A letter signed by 169 abbots representing the country's 1,750 monks and nuns said there could be "dynamic expressions of opposition" during a visit by Pope John Paul II, who they described as an "arch-heretic." The Holy Synod, the church's governing body, confirmed it received the letter.
It was the first time that Greece's monastic communities have jointly drafted such a protest letter, and was an indication of the growing rifts threatening to divide the church following its decision in early March to lift objections to a papal visit.
More than 97 percent of the native-born population is baptized into the Greek Orthodox Church, the official state religion.

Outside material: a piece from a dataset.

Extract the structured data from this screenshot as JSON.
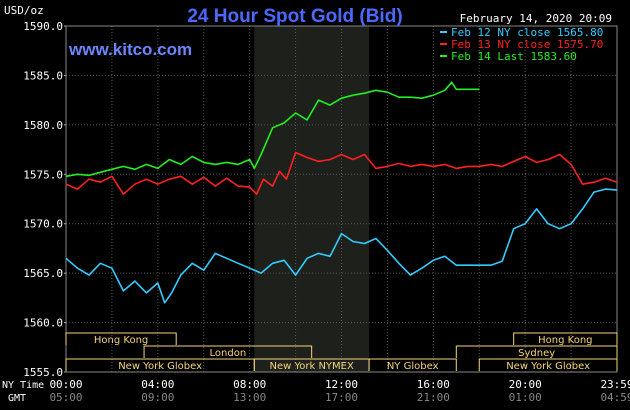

Rapprochement between Roman Catholics and the Orthodox is commonly viewed with hostility by the Greek clergy, who accuse the Vatican of trying to extend its influence eastward.
The government has been urged to take steps to ensure the pope's security and prevent thousands of Orthodox zealots from holding mass protests in the capital.
"The people of the church are agitated in view of the visit," columnist Alexis Papachelas wrote Friday in the daily To Vima. "The state is obligated to take up its responsibilities in a timely fashion before the country becomes an international laughing stock."
The abbots called on church leader Archbishop Christodoulos to hold an emergency meeting of the Holy Synod to review its decision, which they said "has laid waste to our souls and consciousness."
"We strongly urge you to re-examine the entire issue and ease the agony and displeasure of the faithful," they said.
Monks living in the all-male monastic peninsula of Mount Athos have already expressed their opposition to the visit. Although Mount Athos is autonomous and has no religious jurisdiction in Greece, the views of its monks carry great weight among Orthodox worldwide.